Politik intimidasi, seperti yang terjadi dalam pilkada langsung di Maluku Tenggara, sebenarnya menunjukan ketidak-berhasilan elemen-elemen demokrasi yang memiliki kepentingan dengan proses demokrasi di daerah itu, untuk menjadikan pilkada langsung sebagai upaya menciptakan pelembagaan konflik politik ditingkat lokal. Sebab pilkada langsung sebagai sebuah mekanisme transformasi kepemimpinan lokal yang modernis, ternyata tidak mampu dimaknai sebagai suatu cara untuk memperoleh jabatan publik, dengan mengedepankan tindakan-tindakan politik yang lebih elegan sesuai dengan nilai-nilai demokrasi.
 Padahal, jika saja pilkada langsung di Maluku Tenggara sejak awal dapat berjalan bebas dan adil (free and fair), dengan mengedepankan asas langsung, umum, bebas, dan rahasia (luber) serta jujur, dan adil (jurdil). Tentu politik intimidasi tidak perlu dipraktekan oleh cabub dan cawabub yang memiliki ambisi politik terlampau berlebihan untuk meraih jabatan bupati, dan wakil bupati melalui pilkada langsung.
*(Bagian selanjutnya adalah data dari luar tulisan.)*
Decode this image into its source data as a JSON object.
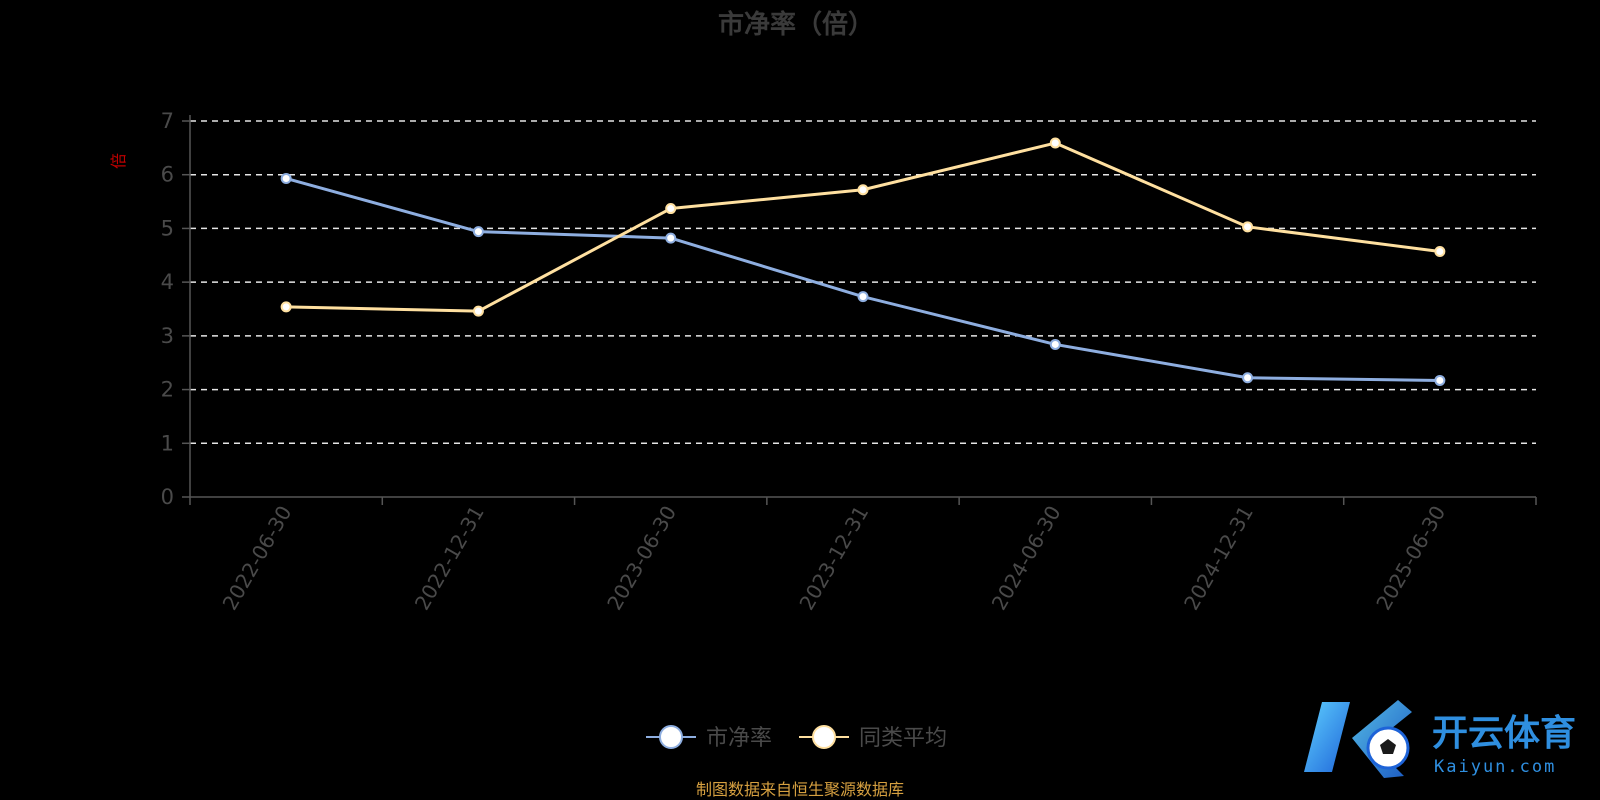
{
  "chart_data": {
    "type": "line",
    "title": "市净率（倍）",
    "ylabel": "倍",
    "xlabel": "",
    "categories": [
      "2022-06-30",
      "2022-12-31",
      "2023-06-30",
      "2023-12-31",
      "2024-06-30",
      "2024-12-31",
      "2025-06-30"
    ],
    "series": [
      {
        "name": "市净率",
        "color": "#8eaee0",
        "values": [
          5.93,
          4.94,
          4.82,
          3.73,
          2.84,
          2.22,
          2.17
        ]
      },
      {
        "name": "同类平均",
        "color": "#ffe0a0",
        "values": [
          3.54,
          3.46,
          5.37,
          5.72,
          6.59,
          5.03,
          4.57
        ]
      }
    ],
    "ylim": [
      0,
      7
    ],
    "yticks": [
      "0",
      "1",
      "2",
      "3",
      "4",
      "5",
      "6",
      "7"
    ],
    "grid": true,
    "grid_style": "dashed",
    "legend_position": "bottom-center"
  },
  "source_note": "制图数据来自恒生聚源数据库",
  "watermark": {
    "brand": "开云体育",
    "domain": "Kaiyun.com"
  }
}
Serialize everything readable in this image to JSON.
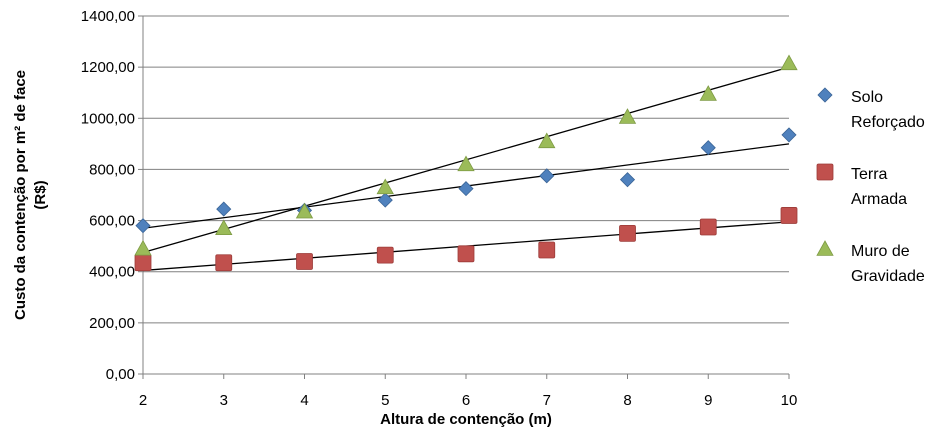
{
  "chart_data": {
    "type": "scatter",
    "xlabel": "Altura de contenção (m)",
    "ylabel_lines": [
      "Custo da contenção por m² de face",
      "(R$)"
    ],
    "x": [
      2,
      3,
      4,
      5,
      6,
      7,
      8,
      9,
      10
    ],
    "xlim": [
      2,
      10
    ],
    "ylim": [
      0,
      1400
    ],
    "yticks": [
      "0,00",
      "200,00",
      "400,00",
      "600,00",
      "800,00",
      "1000,00",
      "1200,00",
      "1400,00"
    ],
    "xticks": [
      "2",
      "3",
      "4",
      "5",
      "6",
      "7",
      "8",
      "9",
      "10"
    ],
    "grid": "horizontal",
    "legend_position": "right",
    "series": [
      {
        "name_lines": [
          "Solo",
          "Reforçado"
        ],
        "marker": "diamond",
        "color": "#4f81bd",
        "values": [
          580,
          645,
          640,
          680,
          725,
          775,
          760,
          885,
          935
        ],
        "trendline": [
          570,
          900
        ]
      },
      {
        "name_lines": [
          "Terra",
          "Armada"
        ],
        "marker": "square",
        "color": "#c0504d",
        "values": [
          435,
          435,
          440,
          465,
          470,
          485,
          550,
          575,
          620
        ],
        "trendline": [
          405,
          595
        ]
      },
      {
        "name_lines": [
          "Muro de",
          "Gravidade"
        ],
        "marker": "triangle",
        "color": "#9bbb59",
        "values": [
          490,
          570,
          635,
          730,
          820,
          910,
          1005,
          1095,
          1215
        ],
        "trendline": [
          475,
          1200
        ]
      }
    ]
  }
}
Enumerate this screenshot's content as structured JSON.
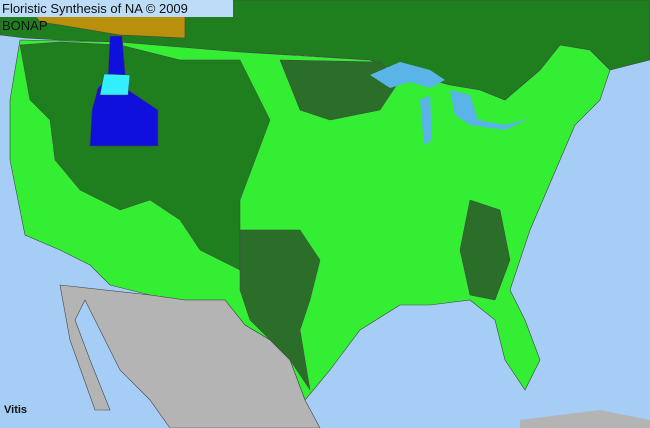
{
  "header": {
    "title": "Floristic Synthesis of NA © 2009 BONAP"
  },
  "map": {
    "taxon": "Vitis",
    "colors": {
      "ocean": "#a6cdf5",
      "lakes": "#5ab4e8",
      "present_state": "#1f7f1f",
      "present_county": "#33ee33",
      "native_dark": "#2a6e2a",
      "not_present": "#b4b4b4",
      "canada_yellow": "#b8900c",
      "idaho_blue": "#1010dd",
      "idaho_cyan": "#33eeff",
      "border": "#444444"
    }
  }
}
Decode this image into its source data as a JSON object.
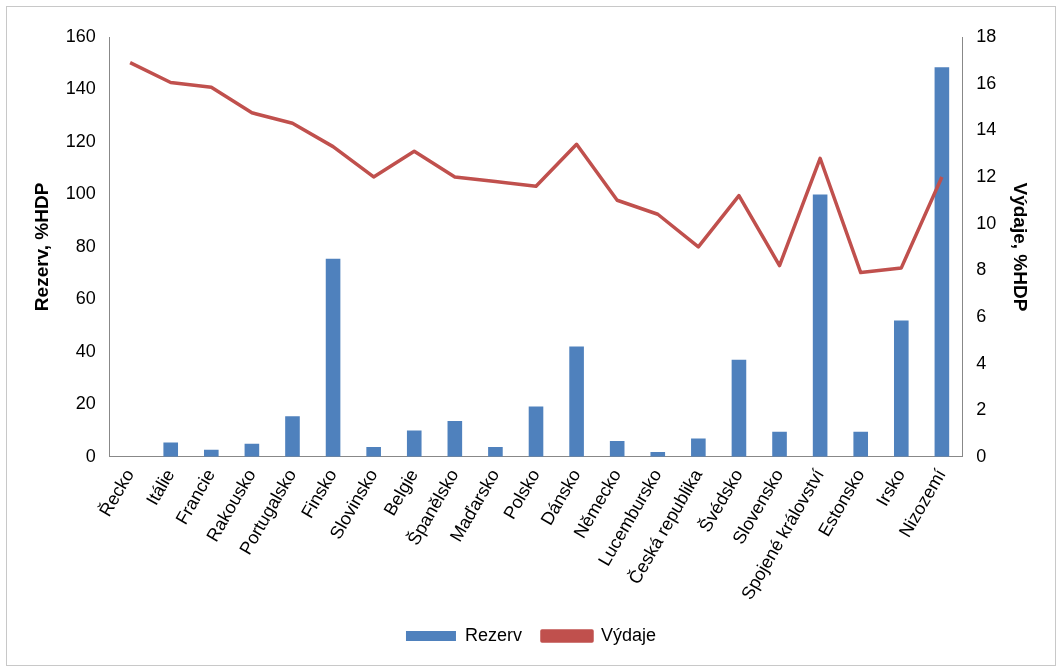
{
  "chart_data": {
    "type": "bar",
    "ylabel": "Rezerv, %HDP",
    "y2label": "Výdaje, %HDP",
    "categories": [
      "Řecko",
      "Itálie",
      "Francie",
      "Rakousko",
      "Portugalsko",
      "Finsko",
      "Slovinsko",
      "Belgie",
      "Španělsko",
      "Maďarsko",
      "Polsko",
      "Dánsko",
      "Německo",
      "Lucembursko",
      "Česká republika",
      "Švédsko",
      "Slovensko",
      "Spojené království",
      "Estonsko",
      "Irsko",
      "Nizozemí"
    ],
    "series": [
      {
        "name": "Rezerv",
        "color": "#4f81bd",
        "values": [
          0,
          5.5,
          2.7,
          5,
          15.5,
          75.5,
          3.7,
          10,
          13.7,
          3.7,
          19.2,
          42,
          6,
          1.8,
          7,
          37,
          9.6,
          100,
          9.6,
          52,
          148.5
        ]
      },
      {
        "name": "Výdaje",
        "type": "line",
        "axis": "y2",
        "color": "#c0504d",
        "values": [
          16.9,
          16.05,
          15.85,
          14.75,
          14.3,
          13.3,
          12,
          13.1,
          12,
          11.8,
          11.6,
          13.4,
          11,
          10.4,
          9,
          11.2,
          8.2,
          12.8,
          7.9,
          8.1,
          12
        ]
      }
    ],
    "ylim": [
      0,
      160
    ],
    "yticks": [
      0,
      20,
      40,
      60,
      80,
      100,
      120,
      140,
      160
    ],
    "y2lim": [
      0,
      18
    ],
    "y2ticks": [
      0,
      2,
      4,
      6,
      8,
      10,
      12,
      14,
      16,
      18
    ],
    "grid": false,
    "legend": "bottom",
    "marker": "none",
    "line_style": "solid"
  }
}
Karena itu, pilkada langsung sebagai mekanisme transformasi kepemimpinan lokal yang modernis, sudah saatnya dilaksanakan dengan menghindari penggunaan kekuatan fisik layaknya transformasi kepemimpinan dengan cara-cara klasik, yang lebih mengandalkan penggunaan kekuatan fisik seperti coup d’etat. 
 Yang perlu dikedepankan dalam pilkada langsung, sebagai suatu mekanisme transformasi kepemimpinan lokal yang modernis adalah, uji strategi politik yang handal oleh cabub dan cawabub beserta tim sukses mereka, dengan lebih mengandalkan kekuatan non fisik untuk memenangkan pilkada langsung. Kalau mekanisme semacam ini mampu direalisasikan oleh cabub dan cawabub dalam pilkada langsung, tentu merupakan bentuk pendidikan politik yang baik kepada rakyat. Melalui mekanisme seperti ini, maka proses tranformasi kepemimpinan lokal dilevel bawah-pun, dipastikan akan mengadopsi cara-cara populis yang pernah diterapkan oleh para cabub dan cawabub tersebut.